Après les 200 000 grévistes du 20 novembre, plus que jamais : l’action unie permettra de faire reculer l’Union européenne et Darcos !

Publié le par poi_montpellier

Après les 200 000 grévistes du 20 novembre, plus que jamais : l'action unie permettra de faire reculer l'Union européenne et Darcos !

Du primaire au supérieur : retrait des contre-réformes Darcos/Pécresse !



Nous sommes des enseignants, membres du Parti Ouvrier Indépendant de Montpellier. Nous étions plus de 200 000 partout en France, au bas mot 5000 à Montpellier, à battre le pavé. Après cette manifestation, qui montre que les collègues répondent présent lorsque les organisations syndicales appellent à faire grève en semaine :

Que se passe-t-il maintenant ?

Alors que Darcos n'a renoncé à aucune de ces contre-réformes qui menacent immédiatement 13 000 postes d'enseignants pour la rentrée prochaine, on nous propose partout des « actions individuelles » de « résistance citoyenne » ou encore de « forum social-éducatif »[1].

Tout cela  sans poser la véritable question de l'abrogation des décrets Darcos pour le primaire, ni du retrait de la contre réforme des lycées dans le secondaire.

Nous le disons clairement : s'il s'agit d'en finir avec les contre-réformes Darcos, alors la seule chose qui fera reculer le gouvernement, c'est la grève, unis avec les organisations, la grève comme facteur collectif de résistance, la grève pour le retrait des mesures du gouvernement, pas pour autre chose. Non, nous ne nous laisserons pas isoler dans des actions individuelles qui mettent les collègues sous le coup des sanctions !


Alors que le gouvernement continue à détruire l'éducation, ne faut-il pas un parti qui aide à combattre contre les plans de l'Union européenne.


Plusieurs collègues, dans les salles de profs, parlent de la crise du PS. Une enseignante demande : « comment comprendre cette bagarre pour des postes et des places, alors que nous avons tant besoin d'une véritable opposition à la politique actuelle ? ».

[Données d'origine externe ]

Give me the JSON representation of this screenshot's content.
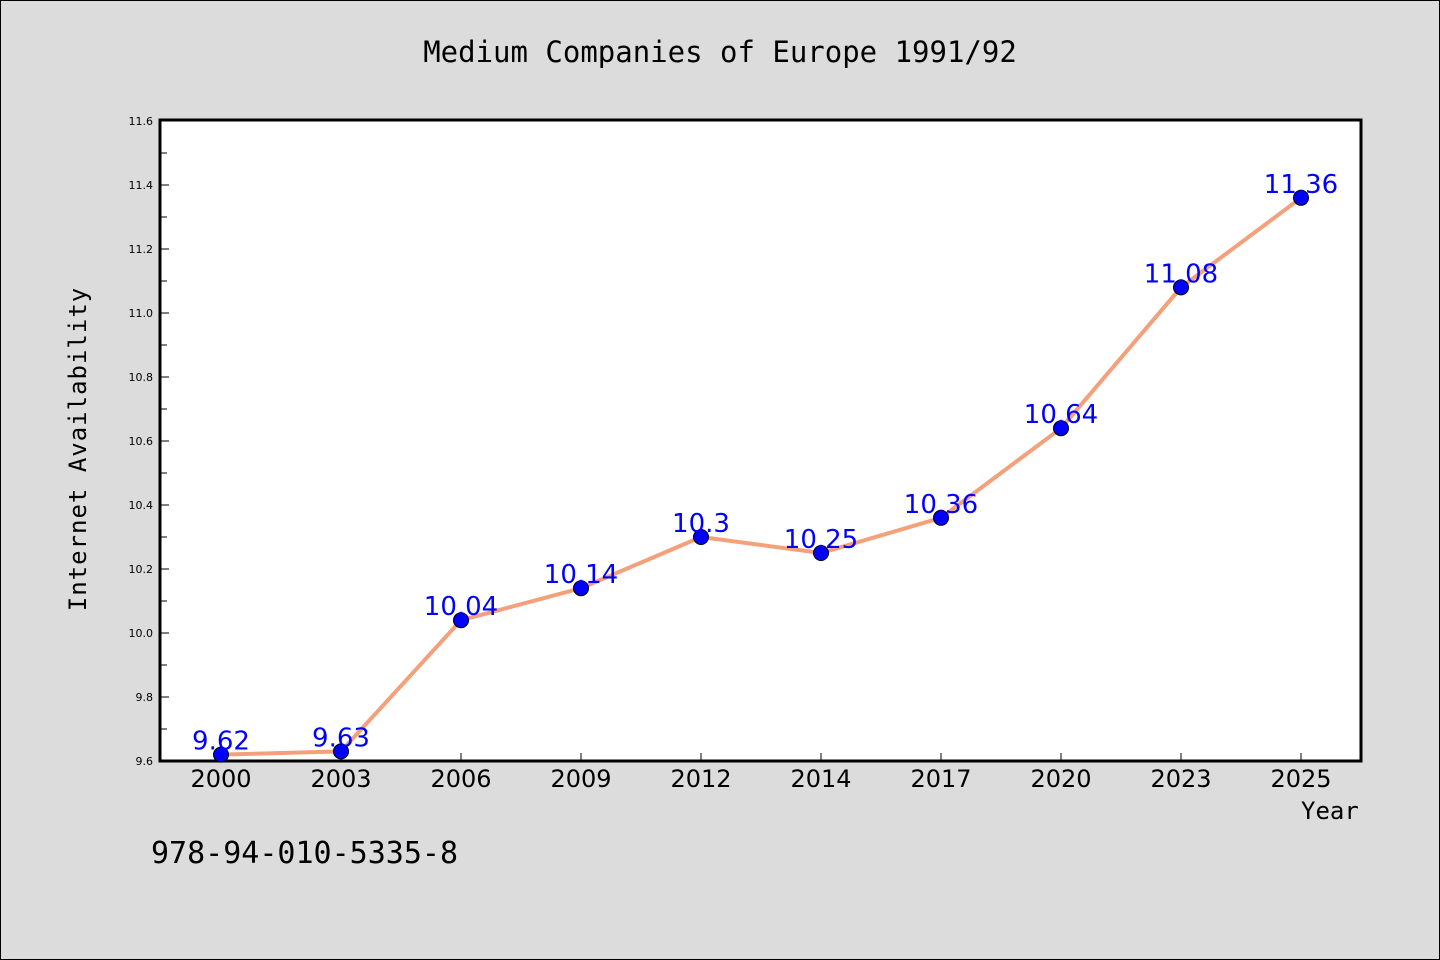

Cette situation, qui menace aujourd'hui ouvertement l'existence des partis politique comme de toutes les organisations de la classe ouvrière, ne découle-t-elle pas justement de l'acceptation, par la droite et la gauche, ainsi que l'extrême gauche, de l'Union européenne et du régime de la propriété privée des moyens de production ? Ne faut-il pas au moins en discuter ?


Ce qui se passe dans l'éducation se passe aussi à la Poste, dans les hôpitaux, dans la sidérurgie : que va-t-il rester de ce pays ? Comment s'en sortir ? N'est-il pas nécessaire de se regrouper dans un parti qui ait le courage d'affirmer :


A bas l'Union européenne, ses directives, ses coupes dans les budgets sociaux !

Retrait des décrets Darcos, de la contre-réforme des lycées, de la masterisation des concours !

Retrait du plan de sauvetage des banques :

 les 360 milliards pour l'éducation, les hôpitaux, pas pour la spéculation !


Le POI a décidé de convoquer une conférence des délégués pour l'unité pour mettre un coup d'arrêt à cette politique. De toute la France, des délégués vont discuter de la situation. Informations Ouvrières en fera le compte rendu.

Nous en appelons à tous : préparons cette conférence, ouvrons la discussion.



[1]  Pour la LCR/NPA : « des actes de désobéissance civils et pacifistes commencent à s'organiser. » « C'est par un vaste chahut gréviste qu'enseignants et parents se doivent de répondre aux attaques du ministre ». Des « actes individuels » pour organiser un « vaste chahut » : est-ce là le combat réel et sérieux pour faire reculer le gouvernement et l'Union européenne ? Poser la question, c'est y répondre.